In comparison, the structural difference of the stock market does not allow exchange platforms such as NASDAQ and New York Stock Exchange from offering custodial services. Therefore, stock brokers are bound to invest and revert to additional financial services providers such as BNYMellon and State Street.
These differences reduce the number of middlemen in crypto exchanges significantly smaller than in traditional exchanges making them more cost-efficient.
Dave Weisberger from CoinRoute commented on the separation of OTC trading platforms from crypto markets 6years ago.
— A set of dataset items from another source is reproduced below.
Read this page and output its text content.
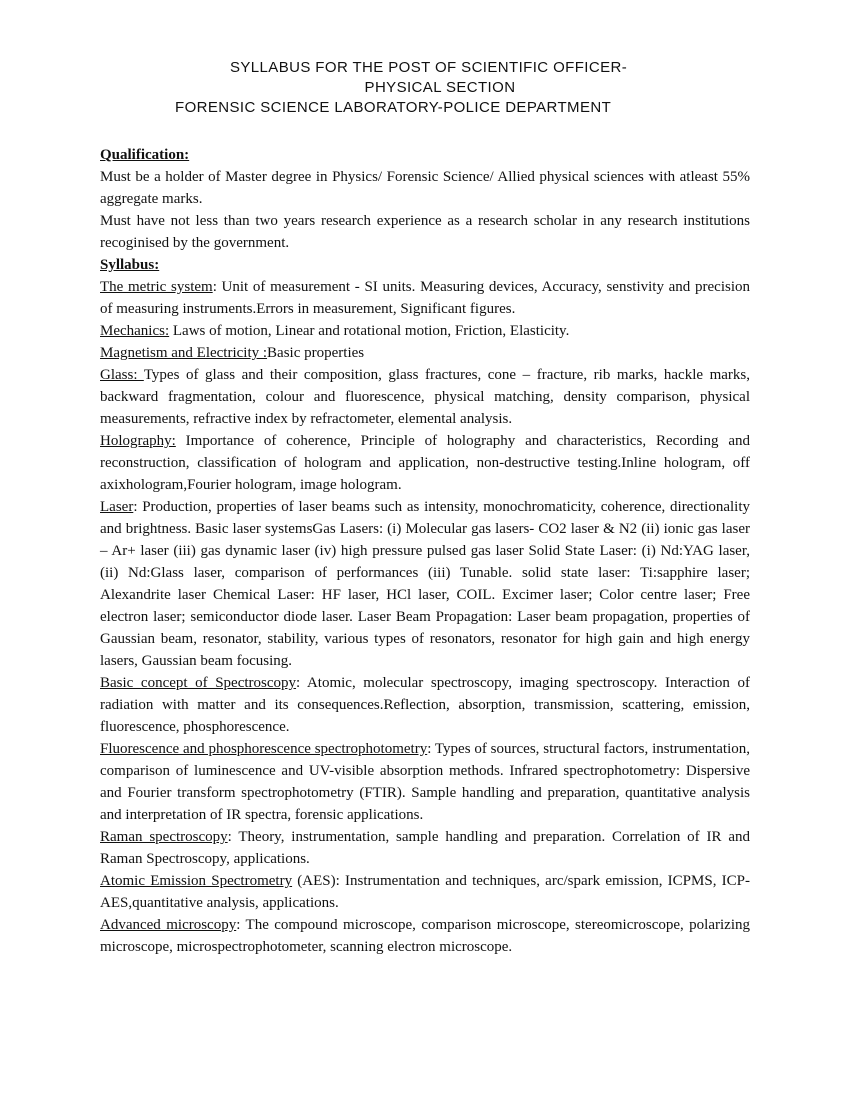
SYLLABUS FOR THE POST OF SCIENTIFIC OFFICER-
PHYSICAL SECTION
FORENSIC SCIENCE LABORATORY-POLICE DEPARTMENT

Qualification:

Must be a holder of Master degree in Physics/ Forensic Science/ Allied physical sciences with atleast 55% aggregate marks.

Must have not less than two years research experience as a research scholar in any research institutions recoginised by the government.

Syllabus:

The metric system: Unit of measurement - SI units. Measuring devices, Accuracy, senstivity and precision of measuring instruments.Errors in measurement, Significant figures.

Mechanics: Laws of motion, Linear and rotational motion, Friction, Elasticity.

Magnetism and Electricity :Basic properties

Glass: Types of glass and their composition, glass fractures, cone – fracture, rib marks, hackle marks, backward fragmentation, colour and fluorescence, physical matching, density comparison, physical measurements, refractive index by refractometer, elemental analysis.

Holography: Importance of coherence, Principle of holography and characteristics, Recording and reconstruction, classification of hologram and application, non-destructive testing.Inline hologram, off axixhologram,Fourier hologram, image hologram.

Laser: Production, properties of laser beams such as intensity, monochromaticity, coherence, directionality and brightness. Basic laser systemsGas Lasers: (i) Molecular gas lasers- CO2 laser & N2 (ii) ionic gas laser – Ar+ laser (iii) gas dynamic laser (iv) high pressure pulsed gas laser Solid State Laser: (i) Nd:YAG laser, (ii) Nd:Glass laser, comparison of performances (iii) Tunable. solid state laser: Ti:sapphire laser; Alexandrite laser Chemical Laser: HF laser, HCl laser, COIL. Excimer laser; Color centre laser; Free electron laser; semiconductor diode laser. Laser Beam Propagation: Laser beam propagation, properties of Gaussian beam, resonator, stability, various types of resonators, resonator for high gain and high energy lasers, Gaussian beam focusing.

Basic concept of Spectroscopy: Atomic, molecular spectroscopy, imaging spectroscopy. Interaction of radiation with matter and its consequences.Reflection, absorption, transmission, scattering, emission, fluorescence, phosphorescence.

Fluorescence and phosphorescence spectrophotometry: Types of sources, structural factors, instrumentation, comparison of luminescence and UV-visible absorption methods. Infrared spectrophotometry: Dispersive and Fourier transform spectrophotometry (FTIR). Sample handling and preparation, quantitative analysis and interpretation of IR spectra, forensic applications.

Raman spectroscopy: Theory, instrumentation, sample handling and preparation. Correlation of IR and Raman Spectroscopy, applications.

Atomic Emission Spectrometry (AES): Instrumentation and techniques, arc/spark emission, ICPMS, ICP-AES,quantitative analysis, applications.

Advanced microscopy: The compound microscope, comparison microscope, stereomicroscope, polarizing microscope, microspectrophotometer, scanning electron microscope.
These concerns are cited on account of conflict of interest concerning the commercial and retail trading platform consolidation.
In the stock market sector, the incident of HFT Virtu had to address the potential trading risks when it decided to purchase ITG. The acquisition was completed in 2019 without any lawsuits or regulatory action.
Meanwhile, Weisberger maintained that the segregation will curb the wallet movement identification which can have a strong impact on the market movement.
He also talked about the probability of the ability to trade against the interest of majority retail positions that can put the investors at risk. In case the desk loses money, it can also hurt the invested user interests as well.
Weisberger talked with the media when asked for commenting on the matter recently. SEC served Coinbase with a Wells Notice a few weeks ago. This notice is often a prerequisite to the start of a new lawsuit and declaration of an investigation by the SEC to the served firm.